The complex's power was out — which meant this system must be operating on an independent power source. Which meant it must be pretty important…
She lifted the broken piece of wall off the screen. The screen read:
LOCKDOWN PROTOCOL S.A.(R) 7-A
FAILSAFE SYSTEM HISTORY
7-3-468201103
TIME
KEY ACTION
SYSTEM RESPONSE
0658
AUTHORIZED LOCKDOWN INITIATE CODE ENTERED
LOCKDOWN PROTOCOL ENABLED
0801
AUTHORIZED LOCKDOWN EXTENSION CODE ENTERED
LOCKDOWN PROTOCOL CONTINUED
0900
AUTHORIZED LOCKDOWN EXTENSION CODE ENTERED
LOCKDOWN PROTOCOL CONTINUED
1005
NO AUTHORIZED CODE ENTERED
FACILITY SELF-DESTRUCT MECHANISM ARMED
1005
*********WARNING*********
EMERGENCY PROTOCOL ACTIVATED.
IF YOU DO NOT ENTER AN AUTHORIZED LOCKDOWN EXTENSION OR TERMINATION CODE BY 1105 HOURS, FACILITY SELFDESTRUCT SEQUENCE WILL BE ACTIVATED.
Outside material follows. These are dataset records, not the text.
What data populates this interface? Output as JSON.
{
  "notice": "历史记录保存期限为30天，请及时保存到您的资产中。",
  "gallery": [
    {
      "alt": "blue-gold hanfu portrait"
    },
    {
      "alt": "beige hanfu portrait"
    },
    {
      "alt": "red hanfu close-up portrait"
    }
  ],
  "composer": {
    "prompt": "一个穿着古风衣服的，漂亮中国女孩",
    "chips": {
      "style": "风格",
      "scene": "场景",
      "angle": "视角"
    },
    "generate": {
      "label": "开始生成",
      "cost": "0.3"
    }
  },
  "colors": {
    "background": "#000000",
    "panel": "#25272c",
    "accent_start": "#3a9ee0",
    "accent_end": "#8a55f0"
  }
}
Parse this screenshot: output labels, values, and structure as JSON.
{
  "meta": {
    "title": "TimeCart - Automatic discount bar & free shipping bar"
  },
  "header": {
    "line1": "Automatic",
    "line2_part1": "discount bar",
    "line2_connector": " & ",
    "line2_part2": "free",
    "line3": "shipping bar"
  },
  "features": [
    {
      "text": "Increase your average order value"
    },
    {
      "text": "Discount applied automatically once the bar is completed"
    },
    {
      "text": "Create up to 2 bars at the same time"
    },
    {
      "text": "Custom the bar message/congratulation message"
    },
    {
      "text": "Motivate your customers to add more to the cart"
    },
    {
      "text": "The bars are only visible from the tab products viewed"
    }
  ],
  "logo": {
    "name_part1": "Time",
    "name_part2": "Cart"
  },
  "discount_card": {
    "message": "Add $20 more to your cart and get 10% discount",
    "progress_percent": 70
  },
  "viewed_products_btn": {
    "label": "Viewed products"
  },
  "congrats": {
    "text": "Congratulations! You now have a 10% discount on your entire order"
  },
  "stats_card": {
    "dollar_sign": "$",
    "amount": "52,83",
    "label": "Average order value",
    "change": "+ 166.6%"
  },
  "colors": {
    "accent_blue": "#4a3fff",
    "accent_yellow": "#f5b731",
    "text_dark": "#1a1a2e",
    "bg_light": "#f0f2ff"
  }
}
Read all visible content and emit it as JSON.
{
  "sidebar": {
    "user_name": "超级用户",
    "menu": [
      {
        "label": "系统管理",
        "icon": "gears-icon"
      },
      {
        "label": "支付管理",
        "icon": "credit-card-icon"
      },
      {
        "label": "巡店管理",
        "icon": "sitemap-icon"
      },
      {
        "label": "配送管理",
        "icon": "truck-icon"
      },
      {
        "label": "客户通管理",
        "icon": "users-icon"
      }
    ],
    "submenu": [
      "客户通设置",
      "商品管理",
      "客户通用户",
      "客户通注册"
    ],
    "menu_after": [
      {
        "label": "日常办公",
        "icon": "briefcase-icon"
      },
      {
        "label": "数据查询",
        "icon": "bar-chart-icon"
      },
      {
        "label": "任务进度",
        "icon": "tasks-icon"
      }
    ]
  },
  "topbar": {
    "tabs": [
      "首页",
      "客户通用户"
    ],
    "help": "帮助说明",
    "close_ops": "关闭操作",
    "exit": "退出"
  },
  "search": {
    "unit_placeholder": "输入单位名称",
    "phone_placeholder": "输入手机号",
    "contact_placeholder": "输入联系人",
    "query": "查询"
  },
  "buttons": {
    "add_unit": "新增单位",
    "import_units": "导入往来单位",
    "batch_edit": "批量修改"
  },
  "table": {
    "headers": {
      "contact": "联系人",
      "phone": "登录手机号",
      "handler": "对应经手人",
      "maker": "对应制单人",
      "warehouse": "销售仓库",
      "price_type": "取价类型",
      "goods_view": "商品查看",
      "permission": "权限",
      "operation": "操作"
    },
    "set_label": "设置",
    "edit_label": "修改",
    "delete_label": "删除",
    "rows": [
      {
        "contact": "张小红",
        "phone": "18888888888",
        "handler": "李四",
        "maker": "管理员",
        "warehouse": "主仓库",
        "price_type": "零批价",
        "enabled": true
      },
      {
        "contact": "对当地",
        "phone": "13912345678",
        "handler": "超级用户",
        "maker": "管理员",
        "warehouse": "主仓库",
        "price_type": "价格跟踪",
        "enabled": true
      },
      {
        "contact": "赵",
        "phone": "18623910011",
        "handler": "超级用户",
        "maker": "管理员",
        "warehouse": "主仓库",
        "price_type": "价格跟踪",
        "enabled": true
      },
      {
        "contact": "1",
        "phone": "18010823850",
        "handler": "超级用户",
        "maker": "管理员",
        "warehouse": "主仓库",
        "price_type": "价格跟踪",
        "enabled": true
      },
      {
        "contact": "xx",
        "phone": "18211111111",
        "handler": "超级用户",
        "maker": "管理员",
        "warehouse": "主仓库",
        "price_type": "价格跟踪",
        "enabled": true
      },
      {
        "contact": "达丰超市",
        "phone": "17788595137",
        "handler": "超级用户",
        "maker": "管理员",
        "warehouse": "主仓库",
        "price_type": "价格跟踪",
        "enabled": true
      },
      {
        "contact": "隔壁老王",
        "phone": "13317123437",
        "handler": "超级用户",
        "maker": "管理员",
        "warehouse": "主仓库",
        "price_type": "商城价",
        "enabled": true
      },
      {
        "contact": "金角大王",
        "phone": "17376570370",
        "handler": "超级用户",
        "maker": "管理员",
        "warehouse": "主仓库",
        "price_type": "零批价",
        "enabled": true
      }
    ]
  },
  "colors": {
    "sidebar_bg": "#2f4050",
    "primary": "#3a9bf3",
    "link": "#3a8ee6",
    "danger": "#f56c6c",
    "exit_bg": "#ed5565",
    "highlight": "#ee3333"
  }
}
SELF DESTRUCT SEQUENCE DURATION: 10:00 MINUTES.
*********WARNING*********
Gant's eyes went wide.
Facility self-destruct sequence…
No wonder this system operated on an independent power source.
But for whatever reason — presumably the sudden intrusion of the inmates — Caesar Russell's people had failed to enter the appropriate lockdown extension code during the window period after 10:00 a.m.